28 de abril de 2015
La expresión «la maldición del oro» pocas veces fue tan cierta como en Marmato, un pequeño pueblo en el departamento de Caldas, en Colombia. Dicen que el lugar era hermoso, casi en la cima de una montaña muy alta con una impresionante vista al valle del río Cauca.
Ya en épocas de la colonia llegaron aventureros atraídos por el metal amarillo. Eran tiempos de la leyenda de El Dorado, la fastuosa ciudadela colmada de riquezas que nunca nadie encontró. Hoy Marmato es un lugar devastado. La vegetación de la montaña despareció. Cientos de galerías y un laberinto de túneles se internan en el cerro, donde los mineros trabajan en condiciones inhumanas, sin siquiera los más básicos guantes o antiparras. Los derrumbes son cotidianos. Las galerías se van ampliando con explosiones de dinamita «chuza» o casera, que muchas veces explota en las manos de quien la transporta. De ello dan fe los mendigos ciegos y mancos que se ven en las calles del pueblo.
Aunque algunos mineros tienen pequeñas linternas a pilas para alumbrarse en los socavones, la mayoría utiliza antiguos faroles de carburo. Trabajan a mano pelada con picos, palas, cinceles y martillos durante todo el día o la noche, que dentro de la mina es más o menos lo mismo. En los túneles el calor es asfixiante. La falta de oxígeno nubla la razón, la humedad castiga como lluvia y el suelo es incierto, lleno de pozos, precipicios y zonas inundadas por las filtraciones.
La montaña pertenece a una empresa minera establecida cerro abajo, pero la mayoría de las galerías están ocupadas por mineros independientes o «artesanales». En un precario equilibrio de fuerzas, rudos hombres de toda Colombia se dividen pedazos de túneles y, cuando es necesario, defienden su lugar a golpes o tiros.

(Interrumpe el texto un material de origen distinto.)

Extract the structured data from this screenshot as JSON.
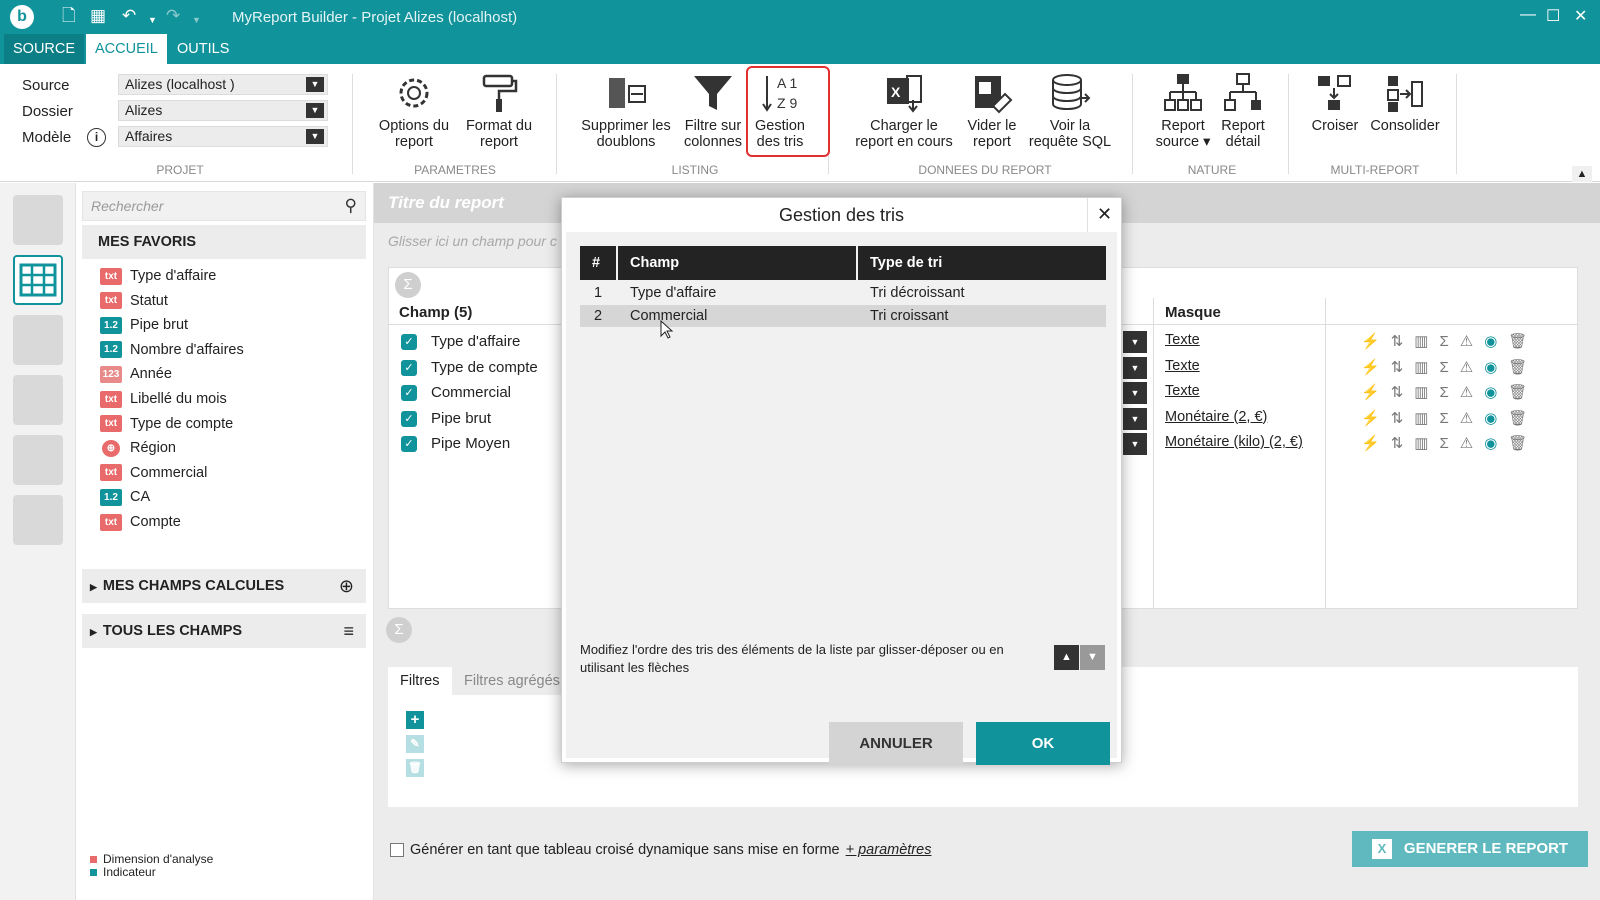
{
  "app": {
    "title": "MyReport Builder - Projet Alizes (localhost)",
    "logo": "b"
  },
  "tabs": [
    {
      "label": "SOURCE"
    },
    {
      "label": "ACCUEIL"
    },
    {
      "label": "OUTILS"
    }
  ],
  "projet": {
    "source_label": "Source",
    "source_value": "Alizes (localhost )",
    "dossier_label": "Dossier",
    "dossier_value": "Alizes",
    "modele_label": "Modèle",
    "modele_value": "Affaires",
    "group": "PROJET"
  },
  "ribbon": {
    "options_l1": "Options du",
    "options_l2": "report",
    "format_l1": "Format du",
    "format_l2": "report",
    "param_group": "PARAMETRES",
    "suppr_l1": "Supprimer les",
    "suppr_l2": "doublons",
    "filtre_l1": "Filtre sur",
    "filtre_l2": "colonnes",
    "tris_l1": "Gestion",
    "tris_l2": "des tris",
    "listing_group": "LISTING",
    "charger_l1": "Charger le",
    "charger_l2": "report en cours",
    "vider_l1": "Vider le",
    "vider_l2": "report",
    "sql_l1": "Voir la",
    "sql_l2": "requête SQL",
    "donnees_group": "DONNEES DU REPORT",
    "rsource_l1": "Report",
    "rsource_l2": "source ▾",
    "rdetail_l1": "Report",
    "rdetail_l2": "détail",
    "nature_group": "NATURE",
    "croiser": "Croiser",
    "consolider": "Consolider",
    "multi_group": "MULTI-REPORT"
  },
  "fields_panel": {
    "search_placeholder": "Rechercher",
    "favoris_title": "MES FAVORIS",
    "favoris": [
      {
        "type": "txt",
        "label": "Type d'affaire"
      },
      {
        "type": "txt",
        "label": "Statut"
      },
      {
        "type": "1.2",
        "label": "Pipe brut"
      },
      {
        "type": "1.2",
        "label": "Nombre d'affaires"
      },
      {
        "type": "123",
        "label": "Année"
      },
      {
        "type": "txt",
        "label": "Libellé du mois"
      },
      {
        "type": "txt",
        "label": "Type de compte"
      },
      {
        "type": "geo",
        "label": "Région"
      },
      {
        "type": "txt",
        "label": "Commercial"
      },
      {
        "type": "1.2",
        "label": "CA"
      },
      {
        "type": "txt",
        "label": "Compte"
      }
    ],
    "calc_title": "MES CHAMPS CALCULES",
    "all_title": "TOUS LES CHAMPS",
    "legend_dim": "Dimension d'analyse",
    "legend_ind": "Indicateur"
  },
  "main": {
    "report_title_placeholder": "Titre du report",
    "drop_hint": "Glisser ici un champ pour c",
    "champ_header": "Champ (5)",
    "masque_header": "Masque",
    "rows": [
      {
        "champ": "Type d'affaire",
        "masque": "Texte"
      },
      {
        "champ": "Type de compte",
        "masque": "Texte"
      },
      {
        "champ": "Commercial",
        "masque": "Texte"
      },
      {
        "champ": "Pipe brut",
        "masque": "Monétaire (2, €)"
      },
      {
        "champ": "Pipe Moyen",
        "masque": "Monétaire (kilo) (2, €)"
      }
    ],
    "filters_tab": "Filtres",
    "filters_agg_tab": "Filtres agrégés",
    "gen_checkbox": "Générer en tant que tableau croisé dynamique sans mise en forme",
    "gen_params": "+ paramètres",
    "gen_button": "GENERER LE REPORT"
  },
  "dialog": {
    "title": "Gestion des tris",
    "col_num": "#",
    "col_champ": "Champ",
    "col_type": "Type de tri",
    "rows": [
      {
        "num": "1",
        "champ": "Type d'affaire",
        "type": "Tri décroissant"
      },
      {
        "num": "2",
        "champ": "Commercial",
        "type": "Tri croissant"
      }
    ],
    "hint": "Modifiez l'ordre des tris des éléments de la liste par glisser-déposer ou en utilisant les flèches",
    "cancel": "ANNULER",
    "ok": "OK"
  },
  "colors": {
    "accent": "#11939b",
    "dim": "#e86a6a",
    "ind": "#11939b",
    "highlight": "#e03030"
  }
}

Pero el mayor desastre ecológico sucede dentro del propio pueblo, donde los molinos o «entables» muelen las rocas de las minas y utilizan cianuro, ácido sulfúrico y todo tipo de químicos para extraer y purificar el oro. El desastre se completa cuando arrojan los desperdicios a las quebradas, hilos de agua que bajan de la montaña llevando los residuos tóxicos al río Cauca. En algunos sitios la montaña está teñida de azul por efecto del cianuro y en varios otros se acumula el lodo envenenado que sale de los molinos.
Los trabajadores de los entables, como sus colegas mineros, no tienen ningún tipo de protección. Manipulan delicados químicos a mano desnuda, sin antiparras ni ventilación, en sitios peligrosos porque las rocas se muelen con maquinaria muy pesada. Como en los socavones, los accidentes son cosa de todos los días.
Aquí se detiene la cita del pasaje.